Raffaella-mamma (quasi) green
sì è vero, anche a me capita spesso di trovarlo in prodotti “sani” e/o “bio”. Bisogna leggere sempre gli ingredienti!
Alessia
Purtroppo persino Altromercato usa olio di palma nella crema di cioccolato e nocciole…
Raffaella-mamma (quasi) green
si infatti…speriamo che cambi qualcosa!
Ilaria
Ciao Raffaella, grazie per questa raccolta preziosa di informazioni. Condivido il tuo approccio ed anche le tue conclusioni, il fattore ambientale mi sembra il problema principale, per il resto basterebbe adottare la regola del less is more anche in cucina, utilizzando ingredienti base per la preparazione di piatti buoni semplici e sani, senza dover ricorrere a troppi preparati industriali.

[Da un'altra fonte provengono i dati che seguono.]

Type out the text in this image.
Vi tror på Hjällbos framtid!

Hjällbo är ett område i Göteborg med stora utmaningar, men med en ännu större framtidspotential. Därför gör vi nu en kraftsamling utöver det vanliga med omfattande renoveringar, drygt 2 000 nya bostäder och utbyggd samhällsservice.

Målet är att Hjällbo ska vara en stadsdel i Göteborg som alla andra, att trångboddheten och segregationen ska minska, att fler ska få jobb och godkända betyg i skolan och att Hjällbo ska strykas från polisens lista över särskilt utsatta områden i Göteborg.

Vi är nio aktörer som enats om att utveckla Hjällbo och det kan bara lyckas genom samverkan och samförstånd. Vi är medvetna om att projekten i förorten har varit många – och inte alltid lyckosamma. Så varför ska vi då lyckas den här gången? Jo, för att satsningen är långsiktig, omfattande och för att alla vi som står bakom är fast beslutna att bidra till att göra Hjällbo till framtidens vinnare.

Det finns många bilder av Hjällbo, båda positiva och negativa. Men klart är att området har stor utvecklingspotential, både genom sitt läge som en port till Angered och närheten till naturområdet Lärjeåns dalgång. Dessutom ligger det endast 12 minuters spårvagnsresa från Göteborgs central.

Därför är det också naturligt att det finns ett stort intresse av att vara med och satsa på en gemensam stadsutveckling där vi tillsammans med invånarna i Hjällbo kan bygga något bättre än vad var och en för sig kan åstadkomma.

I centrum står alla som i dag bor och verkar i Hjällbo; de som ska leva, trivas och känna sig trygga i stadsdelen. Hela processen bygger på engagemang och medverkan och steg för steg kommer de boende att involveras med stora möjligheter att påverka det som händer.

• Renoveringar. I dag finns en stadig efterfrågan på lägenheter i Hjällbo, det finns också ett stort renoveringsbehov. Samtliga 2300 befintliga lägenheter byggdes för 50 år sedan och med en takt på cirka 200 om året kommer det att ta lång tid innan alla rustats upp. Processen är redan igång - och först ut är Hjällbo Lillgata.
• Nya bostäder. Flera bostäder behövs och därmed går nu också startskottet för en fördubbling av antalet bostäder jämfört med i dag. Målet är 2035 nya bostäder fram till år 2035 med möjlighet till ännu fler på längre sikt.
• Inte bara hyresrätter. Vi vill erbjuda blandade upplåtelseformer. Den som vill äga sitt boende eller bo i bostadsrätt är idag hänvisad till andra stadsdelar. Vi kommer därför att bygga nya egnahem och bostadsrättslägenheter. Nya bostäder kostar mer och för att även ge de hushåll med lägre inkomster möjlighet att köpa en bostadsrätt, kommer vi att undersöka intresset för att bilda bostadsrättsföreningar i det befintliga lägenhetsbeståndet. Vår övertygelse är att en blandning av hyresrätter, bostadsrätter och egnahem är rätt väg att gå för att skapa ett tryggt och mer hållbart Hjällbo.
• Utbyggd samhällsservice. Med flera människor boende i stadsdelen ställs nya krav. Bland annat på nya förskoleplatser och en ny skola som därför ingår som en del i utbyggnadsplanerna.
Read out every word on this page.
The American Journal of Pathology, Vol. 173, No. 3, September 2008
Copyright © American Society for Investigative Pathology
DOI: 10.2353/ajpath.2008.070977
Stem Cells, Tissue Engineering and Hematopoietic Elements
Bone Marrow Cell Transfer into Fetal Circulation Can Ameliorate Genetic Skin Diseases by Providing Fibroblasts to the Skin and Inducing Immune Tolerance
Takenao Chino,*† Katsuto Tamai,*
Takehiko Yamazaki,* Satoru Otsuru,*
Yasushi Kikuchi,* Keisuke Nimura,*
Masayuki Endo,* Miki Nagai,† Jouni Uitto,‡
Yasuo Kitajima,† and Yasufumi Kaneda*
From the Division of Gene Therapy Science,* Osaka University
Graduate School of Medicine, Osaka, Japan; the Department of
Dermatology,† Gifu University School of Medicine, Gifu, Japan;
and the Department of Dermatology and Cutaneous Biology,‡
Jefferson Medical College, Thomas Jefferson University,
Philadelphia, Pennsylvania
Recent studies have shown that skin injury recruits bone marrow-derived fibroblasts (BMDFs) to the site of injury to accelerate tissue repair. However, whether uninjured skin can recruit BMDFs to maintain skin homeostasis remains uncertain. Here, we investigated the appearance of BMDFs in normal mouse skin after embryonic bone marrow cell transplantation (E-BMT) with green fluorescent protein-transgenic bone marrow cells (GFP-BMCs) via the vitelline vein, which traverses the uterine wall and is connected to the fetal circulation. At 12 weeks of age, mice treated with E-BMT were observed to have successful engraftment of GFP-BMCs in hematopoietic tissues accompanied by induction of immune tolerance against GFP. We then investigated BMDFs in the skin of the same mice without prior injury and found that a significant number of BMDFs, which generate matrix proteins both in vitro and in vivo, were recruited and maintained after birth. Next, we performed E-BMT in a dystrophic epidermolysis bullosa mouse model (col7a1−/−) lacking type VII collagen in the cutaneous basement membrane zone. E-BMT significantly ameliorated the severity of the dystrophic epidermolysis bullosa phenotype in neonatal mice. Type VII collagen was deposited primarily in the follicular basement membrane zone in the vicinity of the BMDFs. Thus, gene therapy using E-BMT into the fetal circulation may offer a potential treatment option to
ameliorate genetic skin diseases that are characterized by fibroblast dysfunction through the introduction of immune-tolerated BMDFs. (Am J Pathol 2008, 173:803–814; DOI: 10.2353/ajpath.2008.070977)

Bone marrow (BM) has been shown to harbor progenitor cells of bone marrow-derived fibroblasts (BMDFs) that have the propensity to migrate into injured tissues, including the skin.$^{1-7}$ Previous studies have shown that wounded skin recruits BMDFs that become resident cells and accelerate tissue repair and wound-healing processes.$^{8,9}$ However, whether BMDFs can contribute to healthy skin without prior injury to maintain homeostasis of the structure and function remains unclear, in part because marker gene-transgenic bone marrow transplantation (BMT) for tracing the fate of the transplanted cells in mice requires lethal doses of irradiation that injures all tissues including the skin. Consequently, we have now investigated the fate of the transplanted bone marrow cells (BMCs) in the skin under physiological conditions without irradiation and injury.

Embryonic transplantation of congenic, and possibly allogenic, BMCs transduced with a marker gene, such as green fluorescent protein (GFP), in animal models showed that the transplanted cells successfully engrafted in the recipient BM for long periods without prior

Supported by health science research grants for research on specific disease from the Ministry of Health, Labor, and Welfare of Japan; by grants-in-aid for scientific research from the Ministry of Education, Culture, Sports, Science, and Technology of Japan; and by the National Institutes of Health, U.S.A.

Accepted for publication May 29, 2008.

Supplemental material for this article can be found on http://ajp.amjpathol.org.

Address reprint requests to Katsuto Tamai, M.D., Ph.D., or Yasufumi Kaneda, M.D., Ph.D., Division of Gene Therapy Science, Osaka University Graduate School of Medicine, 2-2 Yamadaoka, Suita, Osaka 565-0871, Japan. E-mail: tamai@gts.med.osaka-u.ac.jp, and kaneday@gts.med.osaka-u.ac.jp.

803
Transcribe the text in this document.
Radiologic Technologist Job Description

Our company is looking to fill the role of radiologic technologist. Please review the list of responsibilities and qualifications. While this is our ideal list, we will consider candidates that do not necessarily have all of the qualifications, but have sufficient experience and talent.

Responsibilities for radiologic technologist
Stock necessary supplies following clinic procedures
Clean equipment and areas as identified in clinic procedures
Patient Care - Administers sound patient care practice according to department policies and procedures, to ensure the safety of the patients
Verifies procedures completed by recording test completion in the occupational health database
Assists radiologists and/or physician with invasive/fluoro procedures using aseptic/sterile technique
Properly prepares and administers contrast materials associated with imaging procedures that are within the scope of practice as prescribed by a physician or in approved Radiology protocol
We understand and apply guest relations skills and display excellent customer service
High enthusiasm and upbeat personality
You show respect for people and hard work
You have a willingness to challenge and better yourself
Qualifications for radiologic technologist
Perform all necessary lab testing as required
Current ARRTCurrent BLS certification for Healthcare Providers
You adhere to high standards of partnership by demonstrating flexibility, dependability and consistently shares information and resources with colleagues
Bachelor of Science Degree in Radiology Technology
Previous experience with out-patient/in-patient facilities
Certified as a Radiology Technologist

Raffaella-mamma (quasi) green
Sono d’accordo con te, purtroppo siamo stati abituati alla cultura del cibo pronto…ma con un po’ di consapevolezza si mangia molto meglio e si risparmia parecchio!
veronica
Grazie per il contributo che leggo solo ora! Anche io sono molto attenta all’alimentazione soprattutto di mio figlio che sta crescendo e cerco di condividere con le altre mamme le informazioni ma non è sempre semplice… grazie!!
Raffaella-mamma (quasi) green
Quando si parla di alimentazione con le altre mamme è sempre molto difficile. Gli animi si scaldano e si creano grandissimi attriti!